Several additional laws in California will also go into effect on January 1, 2026, including: the AI Training Data Transparency (AB 2013), which requires AI developers and those who “substantially modif[y]” or tune AI models to post publicly details on the data on which their models were trained; the California AI Transparency Act (SB 942), which requires businesses providing generative AI systems with over a million monthly visitors to provide a free AI detection tool for users and include disclosures on AI-generated media;[2]and Automated Decision-Making Technology Regulations, issued by the California Privacy Protection agency, which will require businesses to inform workers when automated technology is used to make decisions affecting employment, conduct risk assessments, and offer consumers and customers a way to opt-out of their use.
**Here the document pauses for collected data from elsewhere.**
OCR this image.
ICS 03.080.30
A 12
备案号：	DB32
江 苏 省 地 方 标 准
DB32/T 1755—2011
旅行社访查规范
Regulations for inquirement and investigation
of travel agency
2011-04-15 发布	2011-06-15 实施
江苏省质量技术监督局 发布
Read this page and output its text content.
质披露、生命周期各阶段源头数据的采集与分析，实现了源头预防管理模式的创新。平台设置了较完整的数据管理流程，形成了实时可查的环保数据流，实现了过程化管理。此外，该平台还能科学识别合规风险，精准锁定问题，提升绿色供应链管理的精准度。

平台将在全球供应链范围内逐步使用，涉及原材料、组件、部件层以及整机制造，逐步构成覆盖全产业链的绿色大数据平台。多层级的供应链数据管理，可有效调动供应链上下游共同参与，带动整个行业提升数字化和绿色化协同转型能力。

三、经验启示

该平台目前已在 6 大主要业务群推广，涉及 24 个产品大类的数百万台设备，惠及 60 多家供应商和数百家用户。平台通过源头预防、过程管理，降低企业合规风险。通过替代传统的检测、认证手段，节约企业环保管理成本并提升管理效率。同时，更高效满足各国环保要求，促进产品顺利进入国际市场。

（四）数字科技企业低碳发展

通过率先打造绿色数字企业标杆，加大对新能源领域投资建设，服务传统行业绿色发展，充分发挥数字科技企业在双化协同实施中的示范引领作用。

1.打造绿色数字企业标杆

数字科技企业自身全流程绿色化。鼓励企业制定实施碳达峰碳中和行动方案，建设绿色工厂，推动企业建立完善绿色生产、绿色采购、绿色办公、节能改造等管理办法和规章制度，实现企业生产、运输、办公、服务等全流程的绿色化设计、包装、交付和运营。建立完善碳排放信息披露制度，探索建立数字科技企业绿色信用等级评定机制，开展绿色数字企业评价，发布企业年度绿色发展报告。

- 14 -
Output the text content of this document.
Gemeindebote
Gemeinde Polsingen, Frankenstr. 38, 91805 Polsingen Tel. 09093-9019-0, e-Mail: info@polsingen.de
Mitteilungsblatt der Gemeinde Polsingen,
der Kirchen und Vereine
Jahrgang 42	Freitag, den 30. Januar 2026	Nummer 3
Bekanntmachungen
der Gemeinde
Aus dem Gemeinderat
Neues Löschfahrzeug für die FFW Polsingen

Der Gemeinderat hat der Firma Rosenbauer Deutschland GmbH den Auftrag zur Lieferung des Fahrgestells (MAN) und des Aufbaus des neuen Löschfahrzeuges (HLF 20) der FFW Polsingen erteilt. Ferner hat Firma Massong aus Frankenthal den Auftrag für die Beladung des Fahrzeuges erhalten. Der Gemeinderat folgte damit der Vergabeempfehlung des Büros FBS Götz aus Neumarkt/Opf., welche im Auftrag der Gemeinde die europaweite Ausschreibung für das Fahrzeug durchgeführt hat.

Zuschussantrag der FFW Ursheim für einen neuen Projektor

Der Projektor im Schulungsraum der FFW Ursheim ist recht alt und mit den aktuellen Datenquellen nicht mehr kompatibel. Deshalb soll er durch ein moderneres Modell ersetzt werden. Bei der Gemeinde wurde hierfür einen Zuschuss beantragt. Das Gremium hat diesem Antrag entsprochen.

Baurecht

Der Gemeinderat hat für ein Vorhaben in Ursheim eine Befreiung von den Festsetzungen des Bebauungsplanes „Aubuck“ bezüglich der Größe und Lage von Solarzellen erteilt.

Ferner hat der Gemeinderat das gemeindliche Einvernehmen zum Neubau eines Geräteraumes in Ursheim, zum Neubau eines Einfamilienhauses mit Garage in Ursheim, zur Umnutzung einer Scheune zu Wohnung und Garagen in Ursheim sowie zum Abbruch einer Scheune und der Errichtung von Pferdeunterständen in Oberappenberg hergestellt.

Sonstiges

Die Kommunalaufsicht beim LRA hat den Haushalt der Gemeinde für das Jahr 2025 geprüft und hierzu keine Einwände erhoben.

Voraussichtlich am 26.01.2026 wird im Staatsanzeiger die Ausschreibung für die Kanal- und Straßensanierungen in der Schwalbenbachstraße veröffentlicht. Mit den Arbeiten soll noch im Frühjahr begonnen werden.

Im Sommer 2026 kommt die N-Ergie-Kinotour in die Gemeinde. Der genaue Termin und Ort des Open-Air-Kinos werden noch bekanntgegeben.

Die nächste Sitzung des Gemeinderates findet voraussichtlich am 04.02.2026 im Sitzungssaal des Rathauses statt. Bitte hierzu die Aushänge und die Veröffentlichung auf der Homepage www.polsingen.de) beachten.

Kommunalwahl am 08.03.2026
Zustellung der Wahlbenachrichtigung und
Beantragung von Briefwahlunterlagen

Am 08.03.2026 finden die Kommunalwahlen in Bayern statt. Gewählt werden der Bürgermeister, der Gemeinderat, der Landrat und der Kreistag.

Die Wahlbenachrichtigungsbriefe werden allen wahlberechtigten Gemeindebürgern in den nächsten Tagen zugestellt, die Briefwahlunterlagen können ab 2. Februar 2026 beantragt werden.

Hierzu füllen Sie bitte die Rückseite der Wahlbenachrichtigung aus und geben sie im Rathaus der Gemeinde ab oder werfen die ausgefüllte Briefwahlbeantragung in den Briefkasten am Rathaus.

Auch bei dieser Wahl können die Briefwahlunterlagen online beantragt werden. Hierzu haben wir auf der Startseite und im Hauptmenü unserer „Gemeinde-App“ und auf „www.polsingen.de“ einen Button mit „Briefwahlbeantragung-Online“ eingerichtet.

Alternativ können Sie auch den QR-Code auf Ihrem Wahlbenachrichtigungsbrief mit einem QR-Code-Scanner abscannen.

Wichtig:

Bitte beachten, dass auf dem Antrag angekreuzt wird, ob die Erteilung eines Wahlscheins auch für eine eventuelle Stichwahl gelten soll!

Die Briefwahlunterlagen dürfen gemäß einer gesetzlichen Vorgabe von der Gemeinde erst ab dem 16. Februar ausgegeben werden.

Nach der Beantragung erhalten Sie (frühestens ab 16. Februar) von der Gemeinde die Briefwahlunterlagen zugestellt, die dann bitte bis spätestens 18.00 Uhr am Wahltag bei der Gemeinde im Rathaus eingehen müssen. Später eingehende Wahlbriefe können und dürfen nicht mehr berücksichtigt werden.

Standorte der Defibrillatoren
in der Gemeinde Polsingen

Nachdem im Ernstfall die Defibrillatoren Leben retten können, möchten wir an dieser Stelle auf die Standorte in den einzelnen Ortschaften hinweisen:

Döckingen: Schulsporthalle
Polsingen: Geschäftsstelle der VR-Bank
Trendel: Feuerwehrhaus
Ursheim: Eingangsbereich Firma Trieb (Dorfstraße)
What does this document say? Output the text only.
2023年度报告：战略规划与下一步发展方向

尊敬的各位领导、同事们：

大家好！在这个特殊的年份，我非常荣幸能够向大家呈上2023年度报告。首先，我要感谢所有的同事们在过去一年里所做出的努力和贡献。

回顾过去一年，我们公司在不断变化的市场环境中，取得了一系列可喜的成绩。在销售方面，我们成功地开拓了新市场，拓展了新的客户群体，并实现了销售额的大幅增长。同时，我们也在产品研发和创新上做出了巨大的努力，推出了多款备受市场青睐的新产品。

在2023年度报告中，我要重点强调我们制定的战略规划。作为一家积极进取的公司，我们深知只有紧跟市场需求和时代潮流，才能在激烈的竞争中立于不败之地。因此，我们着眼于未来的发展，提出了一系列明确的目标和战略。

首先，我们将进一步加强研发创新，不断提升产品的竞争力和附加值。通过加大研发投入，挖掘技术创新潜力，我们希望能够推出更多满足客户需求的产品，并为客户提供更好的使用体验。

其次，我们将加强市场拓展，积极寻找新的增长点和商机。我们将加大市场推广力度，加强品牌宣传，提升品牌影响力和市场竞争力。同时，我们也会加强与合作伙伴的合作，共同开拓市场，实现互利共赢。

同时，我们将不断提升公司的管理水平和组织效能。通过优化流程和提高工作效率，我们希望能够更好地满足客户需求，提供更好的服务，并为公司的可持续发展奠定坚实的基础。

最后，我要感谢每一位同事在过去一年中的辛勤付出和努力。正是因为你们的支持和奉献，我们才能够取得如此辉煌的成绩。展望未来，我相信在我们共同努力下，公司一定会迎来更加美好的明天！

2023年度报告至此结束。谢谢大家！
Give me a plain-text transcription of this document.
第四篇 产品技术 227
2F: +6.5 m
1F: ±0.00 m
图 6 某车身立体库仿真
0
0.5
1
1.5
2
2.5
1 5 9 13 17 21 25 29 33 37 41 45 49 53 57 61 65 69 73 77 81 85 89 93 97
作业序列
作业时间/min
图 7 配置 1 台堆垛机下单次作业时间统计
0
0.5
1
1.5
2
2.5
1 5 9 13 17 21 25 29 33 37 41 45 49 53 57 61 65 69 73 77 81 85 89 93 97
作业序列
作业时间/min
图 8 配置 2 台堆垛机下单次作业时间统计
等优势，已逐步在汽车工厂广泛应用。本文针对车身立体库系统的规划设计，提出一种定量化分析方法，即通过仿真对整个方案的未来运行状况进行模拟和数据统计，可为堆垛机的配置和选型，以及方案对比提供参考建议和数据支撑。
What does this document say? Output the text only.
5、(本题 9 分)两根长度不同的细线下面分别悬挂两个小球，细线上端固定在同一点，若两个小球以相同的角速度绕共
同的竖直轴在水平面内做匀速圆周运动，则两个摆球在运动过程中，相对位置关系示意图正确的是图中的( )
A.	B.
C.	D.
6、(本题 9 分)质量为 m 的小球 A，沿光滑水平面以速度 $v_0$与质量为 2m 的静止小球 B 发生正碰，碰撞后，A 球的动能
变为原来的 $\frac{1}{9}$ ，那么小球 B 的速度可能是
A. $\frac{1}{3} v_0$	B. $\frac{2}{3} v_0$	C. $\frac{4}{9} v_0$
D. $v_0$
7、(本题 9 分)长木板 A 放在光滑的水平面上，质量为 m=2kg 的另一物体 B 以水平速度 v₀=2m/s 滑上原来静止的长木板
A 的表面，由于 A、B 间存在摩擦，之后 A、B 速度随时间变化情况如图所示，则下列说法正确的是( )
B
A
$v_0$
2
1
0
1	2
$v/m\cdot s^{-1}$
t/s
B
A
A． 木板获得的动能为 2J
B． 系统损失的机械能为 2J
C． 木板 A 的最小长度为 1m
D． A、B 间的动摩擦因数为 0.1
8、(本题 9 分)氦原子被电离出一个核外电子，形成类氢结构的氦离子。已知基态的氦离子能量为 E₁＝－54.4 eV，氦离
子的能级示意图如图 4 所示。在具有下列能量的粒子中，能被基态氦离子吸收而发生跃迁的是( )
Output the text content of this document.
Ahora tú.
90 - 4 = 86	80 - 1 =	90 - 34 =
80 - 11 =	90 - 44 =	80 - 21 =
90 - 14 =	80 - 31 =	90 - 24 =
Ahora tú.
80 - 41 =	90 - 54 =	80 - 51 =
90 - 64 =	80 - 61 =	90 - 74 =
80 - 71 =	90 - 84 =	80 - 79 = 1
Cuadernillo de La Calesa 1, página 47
With respect to international benchmarking, as a major economy itself, California joins jurisdictions like the European Union, Japan, and South Korea in advancing elements of a risk-based regulatory framework for high-impact AI systems, bringing special regulatory focus to the prospect of catastrophic risk in the U.S. context. The passage of the TFAIA also comes on the heels of the United Nations’ launch of the Global Dialogue on Artificial Intelligence Governance, announced in late September, which emphasizes alignment and cooperation on policy, science, and capacity building on AI within UN circles. The novel lens the TFAIA applies to frontier technologies and the distinct requirements it imposes on a narrow subset of developers independent of risk assessments will no doubt become the subject of debate in state and international regulatory dialogues to come.

The TFAIA represents a watered-down version of an AI safety bill that Gov. Newsom vetoed in 2024 (SB 1047), which would have required third-party audits of frontier models, testing and certification prior to a model’s release, and the inclusion of a “kill-switch” that would shutdown models. The TFAIA’s narrow focus on transparency and whistleblower protections may serve as a model to other states that are rushing to pass AI-related laws. The federal government considered but dropped a so-called “moratorium” on state AI laws earlier this year. The White House’s AI Action Plan, published in July 2025, has sought to review federal AI regulations that are “burdensome” to AI development, but major legislation either to ease regulatory burdens on AI or preempt state laws remains speculative.

In a statement accompanying his signature of the TFAIA, Gov. Newsom wrote that, should the Federal government or Congress adopt national AI standards that meet or exceed the TFAIA’s protections, “subsequent action will be necessary to provide alignment between policy frameworks[.]”

Next Steps

Frontier developers and large frontier developers should review the TFAIA and consult with counsel to assess the law’s impact on their operations. These entities may seek to assess their current transparency practices; draft frontier AI frameworks and transparency reports, where appropriate; formalize processes to report critical safety incidents; assess catastrophic risks and enhance internal documentation; update whistleblower policies and notify workers of whistleblower protections; track California’s designation of compliant federal, incident-reporting policies, if any; and monitor developments related to CalCompute.

For more on California’s AI laws and national trends in AI regulation, please join Crowell & Moring for a webinar on October 16, 2025 on “The Artificial Intelligence Agenda from Capitol Hill to State Capitals: Where We Are and Where We Are (Probably) Going.”

[1] This was the same computing threshold for compliance reporting required by the Executive Order on AI that President Biden signed in October 2023. It exceeds the computing threshold of the EU AI Act, which imposes regulations on general purpose AI models that are trained on cumulative compute greater than 10^25 FLOP.

[2] In mid-September 2025, the California legislature passed a bill (AB 853) that, if Governor Newsom signs it into law, will delay the operation of the California AI Transparency Act until August 2, 2026.